Self-Portrait as Othello by Jason Allen-Paisant
Manchester, UK. Carcanet Press. 2023. 80 pages.
As the title would suggest, Jason Allen-Paisant’s Self-Portrait as Othello is an examination of the poet’s person, rendered alongside—and, at times, in contrast with—the image of Othello from Shakespeare’s eponymous play. And with this central framework, Allen-Paisant carefully, passionately traces a life story of absence, romance, identity, incongruity, and, ultimately, self-acknowledgment as a Black man.
One of the more scintillating qualities of Self-Portrait is Allen-Paisant’s integration of multiple languages. In traversing tableaux of parental longing in Jamaica’s Coffee Grove, awkward romantic engagements in Paris, libertine escapades in Oxford, and much more, Allen-Paisant seamlessly accents his verse with sprinkles of patois, French, Italian, and German. In this way, he achieves greater reader immersion and avoids the rather unfashionable clumsiness of translation. Each of these languages appears to correspond as well to one of Allen-Paisant’s “modes” throughout Self-Portrait, with patois being used primarily to express feelings of abandonment or vulnerability, French: sex and sorrow, Italian: glory, Othello-ness. This mixing of languages is just subtle enough to enhance one’s reading experience without coming off as obfuscatory or shallowly dextrous.
Just as impressive as Allen-Paisant’s lingual feats is his attention to artistic and historical contexts while connecting himself to Othello.

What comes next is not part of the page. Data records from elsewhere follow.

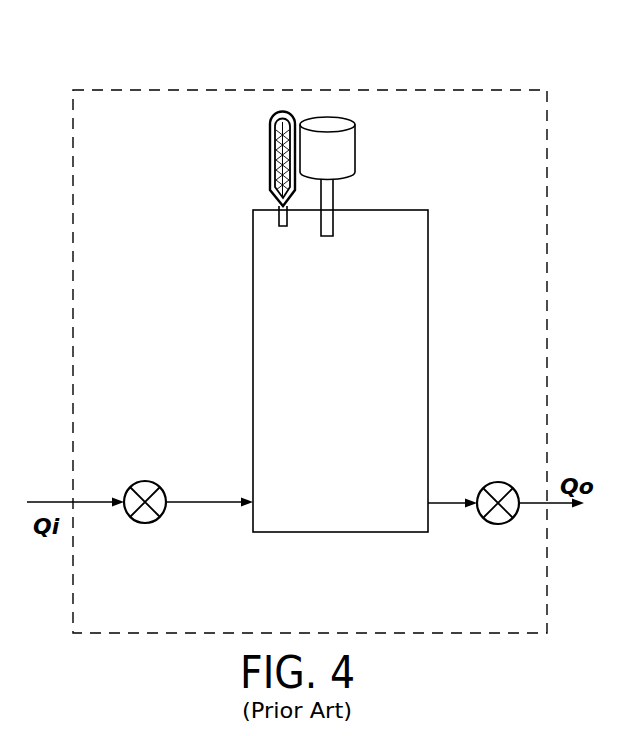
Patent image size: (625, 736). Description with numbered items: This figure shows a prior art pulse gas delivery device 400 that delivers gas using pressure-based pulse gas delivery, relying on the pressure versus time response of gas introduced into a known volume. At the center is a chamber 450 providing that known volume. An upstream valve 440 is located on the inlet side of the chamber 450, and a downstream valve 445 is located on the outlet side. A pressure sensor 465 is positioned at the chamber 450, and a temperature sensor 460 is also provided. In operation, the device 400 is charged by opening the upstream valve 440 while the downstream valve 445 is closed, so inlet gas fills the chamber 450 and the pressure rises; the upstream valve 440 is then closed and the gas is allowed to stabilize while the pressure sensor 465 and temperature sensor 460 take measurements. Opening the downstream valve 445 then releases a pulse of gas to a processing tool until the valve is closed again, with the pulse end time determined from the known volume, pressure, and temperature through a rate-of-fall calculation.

The pulse gas delivery device 400 is at (403, 49).
The upstream valve 440 is at (153, 482).
The downstream valve 445 is at (501, 481).
The chamber 450 is at (363, 404).
The temperature sensor 460 is at (270, 168).
The pressure sensor 465 is at (350, 144).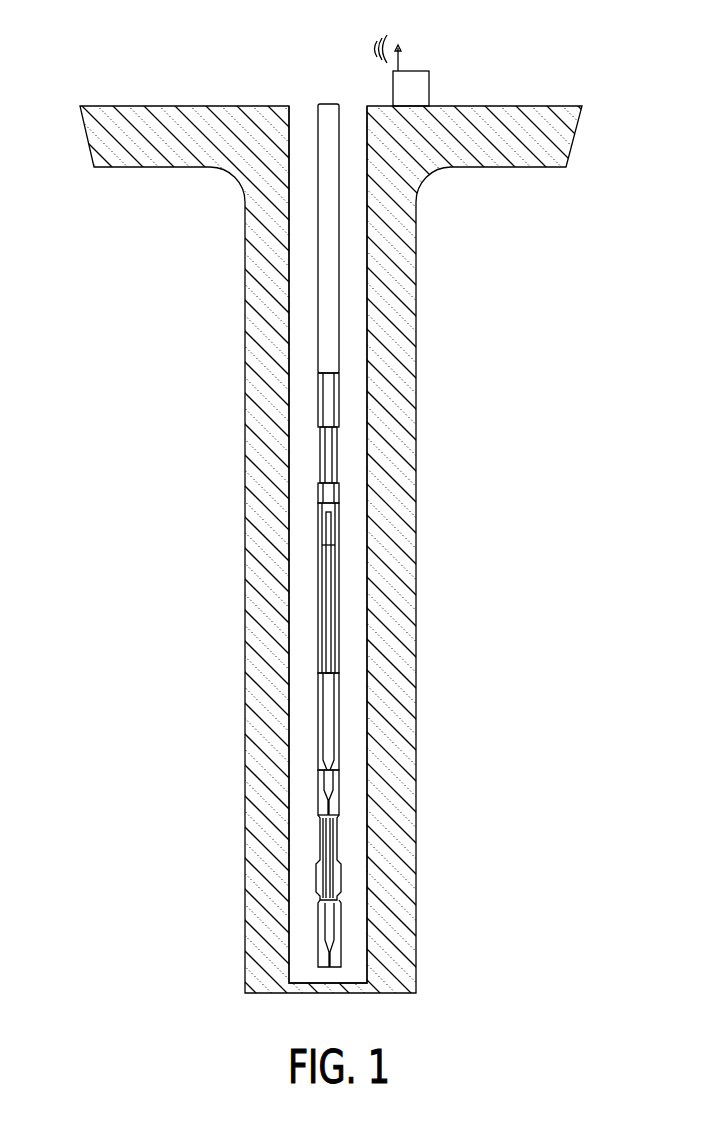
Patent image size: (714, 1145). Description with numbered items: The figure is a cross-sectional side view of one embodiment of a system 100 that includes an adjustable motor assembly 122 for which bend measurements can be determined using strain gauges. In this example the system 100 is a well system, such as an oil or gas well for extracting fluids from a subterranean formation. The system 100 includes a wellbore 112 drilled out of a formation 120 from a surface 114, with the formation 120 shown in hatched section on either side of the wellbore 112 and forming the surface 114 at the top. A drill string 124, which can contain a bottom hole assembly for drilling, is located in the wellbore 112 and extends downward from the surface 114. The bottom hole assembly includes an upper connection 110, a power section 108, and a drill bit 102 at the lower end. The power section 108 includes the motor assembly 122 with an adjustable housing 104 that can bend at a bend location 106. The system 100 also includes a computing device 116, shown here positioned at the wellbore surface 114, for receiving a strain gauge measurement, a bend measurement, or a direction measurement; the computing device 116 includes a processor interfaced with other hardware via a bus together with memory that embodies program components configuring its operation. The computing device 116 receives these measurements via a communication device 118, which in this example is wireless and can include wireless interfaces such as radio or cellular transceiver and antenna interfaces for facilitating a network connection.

Othello, naturally, is a fictional character, but in drawing on sources like Dionne Brand’s A Map to the Door of No Return and Original Journals of the Voyages of Cada Mosto, and Pedro de Cintra to the Coast of Africa (compiled by Robert Kerr), Allen-Paisant delves into the documented presence of African Moors in Italy and the idea that “the Black body. . . is open space” (Dionne Brand) that can be occupied by others beyond the self—in this case, Allen-Paisant and Othello simultaneously. In the book’s second section, particularly, the connections to the valiant, misunderstood Othello appear more tangible, inhabited. Beyond this, references to works like Lemoyne’s Phèdre, Severini’s Sea = Dancer, and Veronese’s The Feast in the House of Levi add depth and offer jumping-off points for further considerations of the book’s crucial themes.
Jason Allen-Paisant’s Self-Portrait as Othello whisks its readers along like a confident lead (there is much dancing-related imagery to enjoy throughout), offering rich descriptions, lingual agility, and poignant social criticism along the way. With the exception of one or two slightly self-indulgent anatomy-focused poems near the end, Allen-Paisant has succeeded in crafting an engaging, layered collection that transcends the poetic memoir genre and demonstrates the value of intersectional perspectives.